Murder, once unknown as a social concept, became an everyday part of 19th century life from novels and ballads to theatre, opera, puppet shows and even performing dog acts.

Detective fiction and the new police force developed in parallel, each imitating the other, women joined the ranks of famous murderers and Jack the Ripper wreaked havoc in London.

It wasn’t always that way.

The start of the 19th century had been relatively uneventful; murder convictions in the London area, and that included all the outlying villages, ran at a rate of one a year.

But the population was expanding, people moved out of their small communities to find work in the cities and neighbours were often strangers to each other.

The cosy feeling that murder was a rarity evaporated on a December night in 1811 when a young hosier, his wife, their baby and a teenage apprentice were slaughtered in their shop in the East End of London.

Twelve days later, it all happened again; a publican, his wife and their servant were killed with what appeared to be the same hammer.

Suspicion fell on a man called John Williams who was arrested but committed suicide in his cell before he could be tried.

Assuming that this was an admission of guilt, and despite several anomalies in the case, Williams’ body was laid out on a cart with the murder weapon at his side and paraded through the streets.

The procession ended at the edge of the city where a stake was driven through his heart in a mock execution before a baying crowd and his body tumbled into a makeshift grave.

If nothing else, the seven murders were a stark revelation to politicians that policing in London was woefully inadequate and changes were hastily brought in.

However, there remained a lingering belief that ‘the wicked Part of the Community is becoming too strong for the law’.

In 1829, Robert Peel created the first professional police force, with detectives working specifically on serious crimes, and the stage was set for a century of murder.

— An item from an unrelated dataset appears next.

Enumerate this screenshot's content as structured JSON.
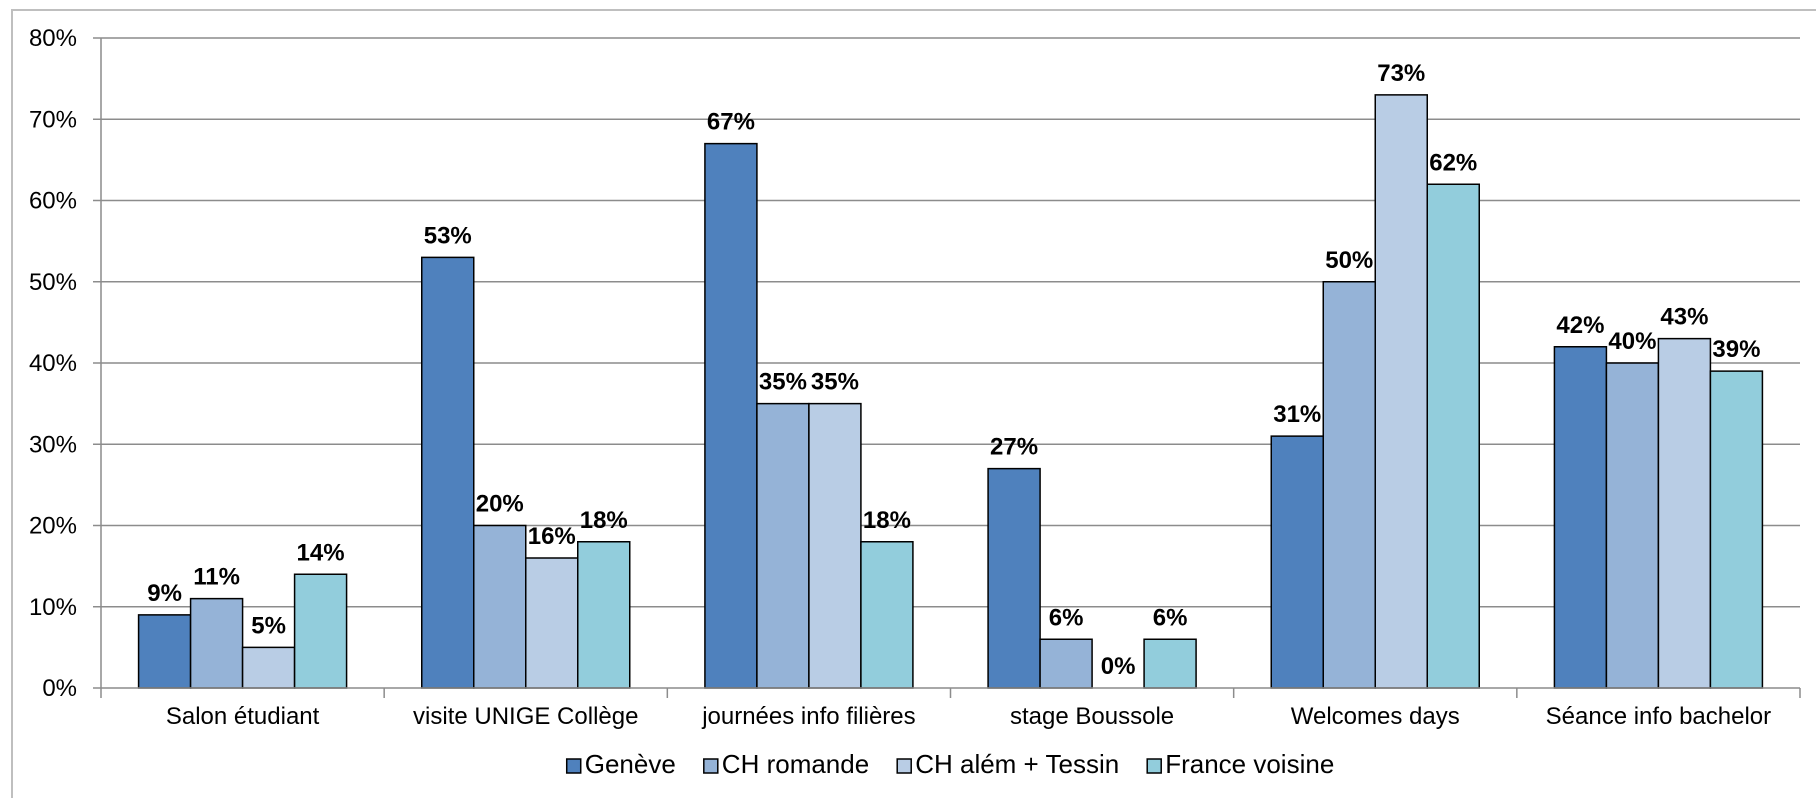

Newspapers lapped up high profile cases like body snatchers Burke and Hare, Staffordshire doctor William Palmer who murdered troublesome friends and relatives and middle-class Glasgow woman Madeleine Smith who escaped a conviction for poisoning her secret lover despite some damning evidence.

Many of the greatest literary writers of the century – Dickens and Hardy – were influenced by the trials and subsequent hangings of notorious murderers and the Chamber of Horrors in Madame Tussauds’ waxworks was evidence of the new crime cult.

Our ghoulish interest in what De Quincey termed ‘One of the Fine Arts’ has not diminished and Flanders’ colourful and sometimes satirical book should more than satisfy the ‘blood lust’ of both history and crime fans.